La chica pensó en el episodio de la cueva y recordó lo horrible que fue sentir odio hacia Orión. Sabía que él pensaba lo mismo sobre ella.

—Tenemos que ayudarlas —musitó Helena. Orión le contestó con una sonrisa. Sin duda, estaban conectados—. Tenemos que liberarlas.

—A las furias y a los vástagos —añadió él con determinación.

—Sí —dijo Helena—. Y prometo que también te liberaré a ti, alteza.

—¡No, no lo hagas! —exclamó de repente Perséfone, que se apresuró a hablar—. Date prisa, Helena; ¡no sobrevivirás mucho tiempo más sin soñar! Debes llevar a las furias agua del río…

Una voz profunda y retumbante ahogó el nombre del río.

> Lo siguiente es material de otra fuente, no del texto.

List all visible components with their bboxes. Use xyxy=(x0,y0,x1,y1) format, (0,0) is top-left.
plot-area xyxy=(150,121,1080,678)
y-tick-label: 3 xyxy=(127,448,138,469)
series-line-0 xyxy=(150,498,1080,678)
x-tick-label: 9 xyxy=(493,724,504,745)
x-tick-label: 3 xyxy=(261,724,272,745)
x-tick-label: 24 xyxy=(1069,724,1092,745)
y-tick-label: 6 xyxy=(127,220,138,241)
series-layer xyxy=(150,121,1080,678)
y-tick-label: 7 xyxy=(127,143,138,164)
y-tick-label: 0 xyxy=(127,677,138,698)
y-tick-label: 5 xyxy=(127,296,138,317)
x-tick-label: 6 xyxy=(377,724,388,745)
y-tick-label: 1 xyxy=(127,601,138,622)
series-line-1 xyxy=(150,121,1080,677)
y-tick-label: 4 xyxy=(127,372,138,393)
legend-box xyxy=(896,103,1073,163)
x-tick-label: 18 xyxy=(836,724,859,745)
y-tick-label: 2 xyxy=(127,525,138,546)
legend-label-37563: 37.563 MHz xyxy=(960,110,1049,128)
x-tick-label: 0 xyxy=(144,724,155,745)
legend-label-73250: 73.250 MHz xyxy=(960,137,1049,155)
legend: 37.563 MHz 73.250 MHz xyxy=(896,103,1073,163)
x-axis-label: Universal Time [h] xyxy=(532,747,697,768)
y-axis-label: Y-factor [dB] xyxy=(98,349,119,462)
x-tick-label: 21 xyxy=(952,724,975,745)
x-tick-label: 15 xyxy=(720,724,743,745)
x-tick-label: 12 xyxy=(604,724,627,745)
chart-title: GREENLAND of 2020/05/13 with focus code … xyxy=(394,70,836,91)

—DESCENDIENTE, ESTÁS DESTERRADA.

Helena notó que alguien la arrojaba del Submundo, como si una gigantesca mano la hubiera cogido del cuello de la camiseta y la lanzara al vacío. Y entonces distinguió un rostro gigantesco que ocupaba todo su campo de visión. Parecía familiar. Aquella mirada esmeralda era tan triste…

Helena se despertó en su cama. Al incorporarse, se deslizó una fina capa de cristales de hielo que yacía sobre la colcha y, de inmediato, en aquella atmósfera seca y gélida, empezaron a danzar miles de motas brillantes.

Notaba la tez entumecida, así que sacó una mano de debajo de las mantas para palparse la mejilla. Aunque apenas tenía sensibilidad en los dedos, por el frío, enseguida se percató de que tenía el rostro cubierto de una fina lámina de escarcha. Al tocarse la cabeza descubrió que tenía el pelo congelado y unos brillantes carámbanos aparecían entre sus mechones.